В конце 1853 г. П. А. Кулиш прислал С. Т. Аксакову для ознакомления рукопись своей книги «Опыт биографии Гоголя». Прочитав ее, Аксаков исписал целую тетрадь «замечаний и дополнительных сведений» и в связи с этим сообщал 18 декабря 1853 г. своему сыну Ивану: «Это занятие подняло со дна моей души воспоминание о Гоголе, и мне стало совестно, что я до сих пор не исполнил священного долга его памяти и потомству: не написал истории моего знакомства с Гоголем со включением всей нашей переписки. Я хотел было немедленно приняться за это дело; но меня уговорили наперед окончить «Казанскую гимназию»… Как скоро кончу, то немедленно примусь за Гоголя и не отстану, если буду жив и здоров, пока не совершу этого подвига» (ИРЛИ, ф. 3, оп. 3, д. № 14, лл. 3 об. — 4).

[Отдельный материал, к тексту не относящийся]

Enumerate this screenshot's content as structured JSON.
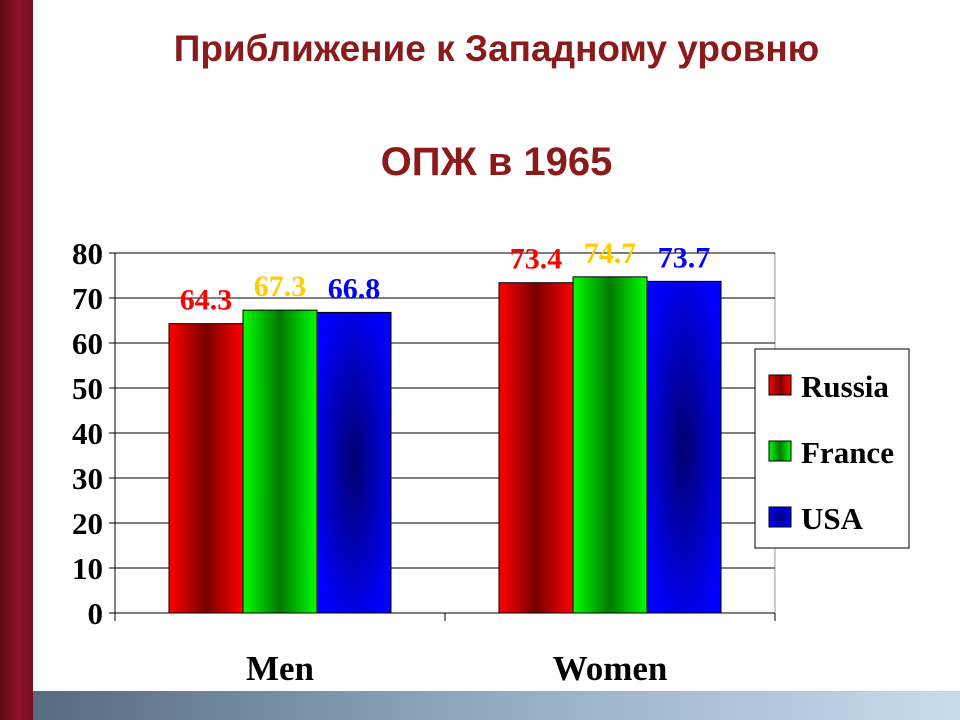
{
  "slide": {
    "title": "Приближение к Западному уровню",
    "subtitle": "ОПЖ в 1965"
  },
  "colors": {
    "title": "#8b1a1a",
    "sidebar": "#8c1426",
    "series": [
      "#ff0000",
      "#00ee00",
      "#0000ff"
    ],
    "value_labels": [
      "#ff0000",
      "#ffcc00",
      "#0000ff"
    ]
  },
  "chart_data": {
    "type": "bar",
    "categories": [
      "Men",
      "Women"
    ],
    "series": [
      {
        "name": "Russia",
        "values": [
          64.3,
          73.4
        ]
      },
      {
        "name": "France",
        "values": [
          67.3,
          74.7
        ]
      },
      {
        "name": "USA",
        "values": [
          66.8,
          73.7
        ]
      }
    ],
    "title": "",
    "xlabel": "",
    "ylabel": "",
    "ylim": [
      0,
      80
    ],
    "yticks": [
      "0",
      "10",
      "20",
      "30",
      "40",
      "50",
      "60",
      "70",
      "80"
    ],
    "grid": true,
    "legend": "right",
    "data_labels": true
  }
}
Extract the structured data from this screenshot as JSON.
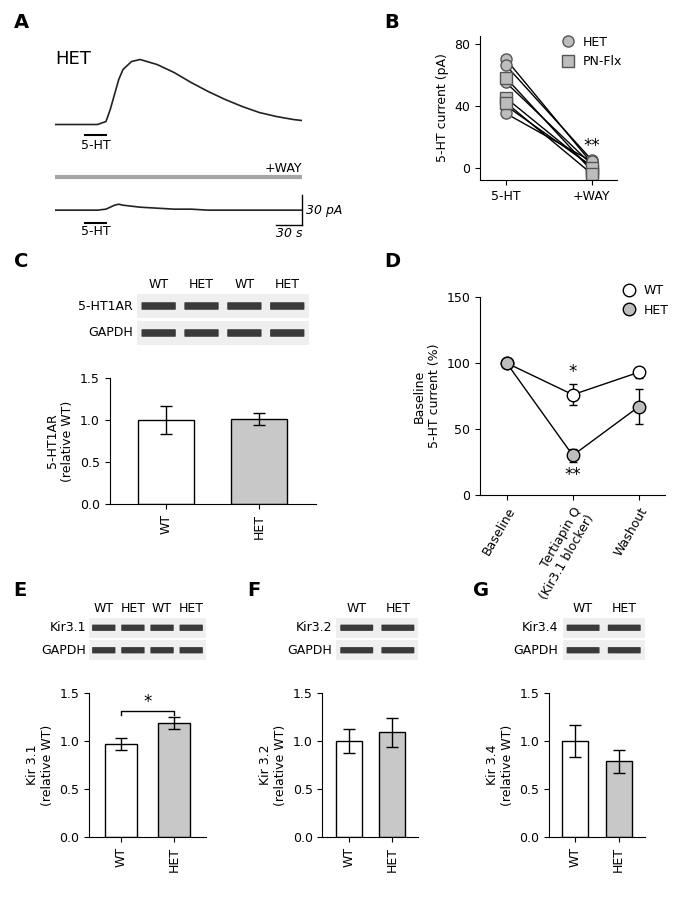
{
  "chart_data": [
    {
      "panel": "A",
      "type": "line",
      "tick_labels": false,
      "x": [
        0,
        20,
        35,
        50,
        60,
        65,
        70,
        75,
        80,
        90,
        100,
        120,
        140,
        160,
        180,
        200,
        220,
        240,
        260,
        280,
        290
      ],
      "xlim": [
        0,
        290
      ],
      "traces": [
        {
          "label": "HET",
          "ylim": [
            -15,
            75
          ],
          "values": [
            0,
            0,
            0,
            0,
            3,
            15,
            30,
            45,
            55,
            63,
            65,
            60,
            52,
            42,
            33,
            25,
            18,
            12,
            8,
            5,
            4
          ],
          "applications": [
            {
              "label": "5-HT",
              "start": 35,
              "end": 60,
              "color": "#000000"
            }
          ]
        },
        {
          "label": null,
          "ylim": [
            -15,
            35
          ],
          "values": [
            0,
            0,
            0,
            0,
            1,
            3,
            5,
            6,
            5,
            4,
            3,
            2,
            1,
            1,
            0,
            0,
            0,
            0,
            0,
            0,
            0
          ],
          "applications": [
            {
              "label": "+WAY",
              "start": 0,
              "end": 290,
              "color": "#a6a6a6"
            },
            {
              "label": "5-HT",
              "start": 35,
              "end": 60,
              "color": "#000000"
            }
          ]
        }
      ],
      "scale_bar": {
        "x": 30,
        "x_label": "30 s",
        "y": 30,
        "y_label": "30 pA"
      }
    },
    {
      "panel": "B",
      "type": "scatter",
      "categories": [
        "5-HT",
        "+WAY"
      ],
      "ylabel": "5-HT current (pA)",
      "ylim": [
        -8,
        85
      ],
      "yticks": [
        0,
        40,
        80
      ],
      "legend": "upper right",
      "series": [
        {
          "name": "HET",
          "marker": "o",
          "color": "#bdbdbd",
          "values": [
            [
              70,
              3
            ],
            [
              66,
              5
            ],
            [
              55,
              2
            ],
            [
              40,
              1
            ],
            [
              35,
              4
            ]
          ]
        },
        {
          "name": "PN-Flx",
          "marker": "s",
          "color": "#bdbdbd",
          "values": [
            [
              58,
              -2
            ],
            [
              45,
              0
            ],
            [
              42,
              -4
            ]
          ]
        }
      ],
      "annotations": [
        {
          "text": "**",
          "category": "+WAY"
        }
      ]
    },
    {
      "panel": "C",
      "type": "bar",
      "categories": [
        "WT",
        "HET"
      ],
      "values": [
        1.0,
        1.01
      ],
      "errors": [
        0.17,
        0.07
      ],
      "colors": [
        "#ffffff",
        "#c8c8c8"
      ],
      "ylabel": "5-HT1AR\n(relative WT)",
      "ylim": [
        0,
        1.5
      ],
      "yticks": [
        {
          "value": 0,
          "label": "0.0"
        },
        {
          "value": 0.5,
          "label": "0.5"
        },
        {
          "value": 1.0,
          "label": "1.0"
        },
        {
          "value": 1.5,
          "label": "1.5"
        }
      ],
      "blot": {
        "lanes": [
          "WT",
          "HET",
          "WT",
          "HET"
        ],
        "rows": [
          "5-HT1AR",
          "GAPDH"
        ]
      }
    },
    {
      "panel": "D",
      "type": "line",
      "categories": [
        "Baseline",
        "Tertiapin Q\n(Kir3.1 blocker)",
        "Washout"
      ],
      "ylabel": "Baseline\n5-HT current (%)",
      "ylim": [
        0,
        150
      ],
      "yticks": [
        0,
        50,
        100,
        150
      ],
      "legend": "upper right",
      "series": [
        {
          "name": "WT",
          "color": "#ffffff",
          "marker": "o",
          "values": [
            100,
            76,
            93
          ],
          "errors": [
            0,
            8,
            4
          ]
        },
        {
          "name": "HET",
          "color": "#bdbdbd",
          "marker": "o",
          "values": [
            100,
            30,
            67
          ],
          "errors": [
            0,
            5,
            13
          ]
        }
      ],
      "annotations": [
        {
          "text": "*",
          "series": "WT",
          "category": "Tertiapin Q\n(Kir3.1 blocker)"
        },
        {
          "text": "**",
          "series": "HET",
          "category": "Tertiapin Q\n(Kir3.1 blocker)"
        }
      ]
    },
    {
      "panel": "E",
      "type": "bar",
      "categories": [
        "WT",
        "HET"
      ],
      "values": [
        0.97,
        1.19
      ],
      "errors": [
        0.06,
        0.06
      ],
      "colors": [
        "#ffffff",
        "#c8c8c8"
      ],
      "ylabel": "Kir 3.1\n(relative WT)",
      "ylim": [
        0,
        1.5
      ],
      "yticks": [
        {
          "value": 0,
          "label": "0.0"
        },
        {
          "value": 0.5,
          "label": "0.5"
        },
        {
          "value": 1.0,
          "label": "1.0"
        },
        {
          "value": 1.5,
          "label": "1.5"
        }
      ],
      "significance": "*",
      "blot": {
        "lanes": [
          "WT",
          "HET",
          "WT",
          "HET"
        ],
        "rows": [
          "Kir3.1",
          "GAPDH"
        ]
      }
    },
    {
      "panel": "F",
      "type": "bar",
      "categories": [
        "WT",
        "HET"
      ],
      "values": [
        1.0,
        1.09
      ],
      "errors": [
        0.13,
        0.15
      ],
      "colors": [
        "#ffffff",
        "#c8c8c8"
      ],
      "ylabel": "Kir 3.2\n(relative WT)",
      "ylim": [
        0,
        1.5
      ],
      "yticks": [
        {
          "value": 0,
          "label": "0.0"
        },
        {
          "value": 0.5,
          "label": "0.5"
        },
        {
          "value": 1.0,
          "label": "1.0"
        },
        {
          "value": 1.5,
          "label": "1.5"
        }
      ],
      "blot": {
        "lanes": [
          "WT",
          "HET"
        ],
        "rows": [
          "Kir3.2",
          "GAPDH"
        ]
      }
    },
    {
      "panel": "G",
      "type": "bar",
      "categories": [
        "WT",
        "HET"
      ],
      "values": [
        1.0,
        0.79
      ],
      "errors": [
        0.17,
        0.12
      ],
      "colors": [
        "#ffffff",
        "#c8c8c8"
      ],
      "ylabel": "Kir 3.4\n(relative WT)",
      "ylim": [
        0,
        1.5
      ],
      "yticks": [
        {
          "value": 0,
          "label": "0.0"
        },
        {
          "value": 0.5,
          "label": "0.5"
        },
        {
          "value": 1.0,
          "label": "1.0"
        },
        {
          "value": 1.5,
          "label": "1.5"
        }
      ],
      "blot": {
        "lanes": [
          "WT",
          "HET"
        ],
        "rows": [
          "Kir3.4",
          "GAPDH"
        ]
      }
    }
  ]
}
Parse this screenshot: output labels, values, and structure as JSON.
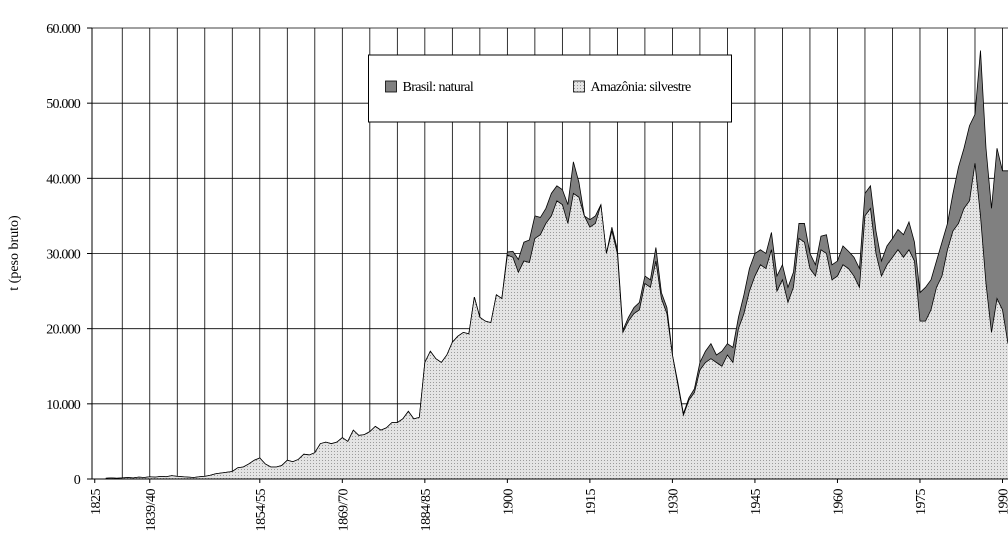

Аксаков действительно вскоре снова приступил к обещанным мемуарам, совмещая эту работу с другими литературными занятиями. На титульном листе рукописи стоит авторская помета: «Начато 9 января 1854 г.». Первые десятки страниц были написаны с необычной для Аксакова быстротой. Уже в марте того же 1854 г. он писал сыну Ивану: «Я диктую уже седьмую тетрадь истории нашего знакомства с Гоголем, а как эта работа очень утомительна, то для отдохновения и развлечения пишу еще эпизод из семейной хроники…» (ИРЛИ, ф. 3, оп. 3, д. № 14, л. 27).
Следующей весной воспоминания были доведены до середины 1843 г. Об этом свидетельствовал Аксаков в письме к М. И. Гоголь, матери писателя, от 7 апреля 1855 г. (ИРЛИ, ф. 652, оп. 2. д. № 32, лл. 27 об. — 28).
Гоголь сыграл колоссальную роль в творческой судьбе С. Т. Аксакова, очень во многом определив направление его литературного развития и содействовав рождению в нем выдающегося художника-реалиста. В примечании к одному из отрывков «Истории моего знакомства с Гоголем» Иван Аксаков писал: «Появление сочинений Гоголя произвело такой резкий переворот в общественном и, в частности, в литературном сознании, что сочувствие или несочувствие к Гоголю определяло степень развития и способность к развитию самого человека. Это был рубеж, перейдя через который Сергей Тимофеевич растерял всех своих литературных друзей прежнего псевдоклассического нашего литературного периода. Они остались по сю сторону Гоголя» (С. Т. Аксаков, Полн. собр. соч., т. III, СПБ, 1886, стр. 335).
Аксаков считал Гоголя самым значительным писателем современности. Хотя он и не мог оценить его произведения с такой политической остротой, как Белинский, и не был в состоянии понять всей глубины их обличительного пафоса, но чутьем, сердцем художника он сразу ощутил, что в русскую литературу вошел писатель огромного масштаба, призванный совершить переворот в искусстве. Каждое новое произведение Гоголя все более убеждало в том Аксакова. Он чувствовал, что никогда раньше не было в России писателя, творчество которого так глубоко отвечало бы самым живым и острым потребностям действительности. Вот почему Аксаков с таким, можно сказать, жадным любопытством следил за творческим развитием Гоголя и так высоко ценил свою дружбу с ним.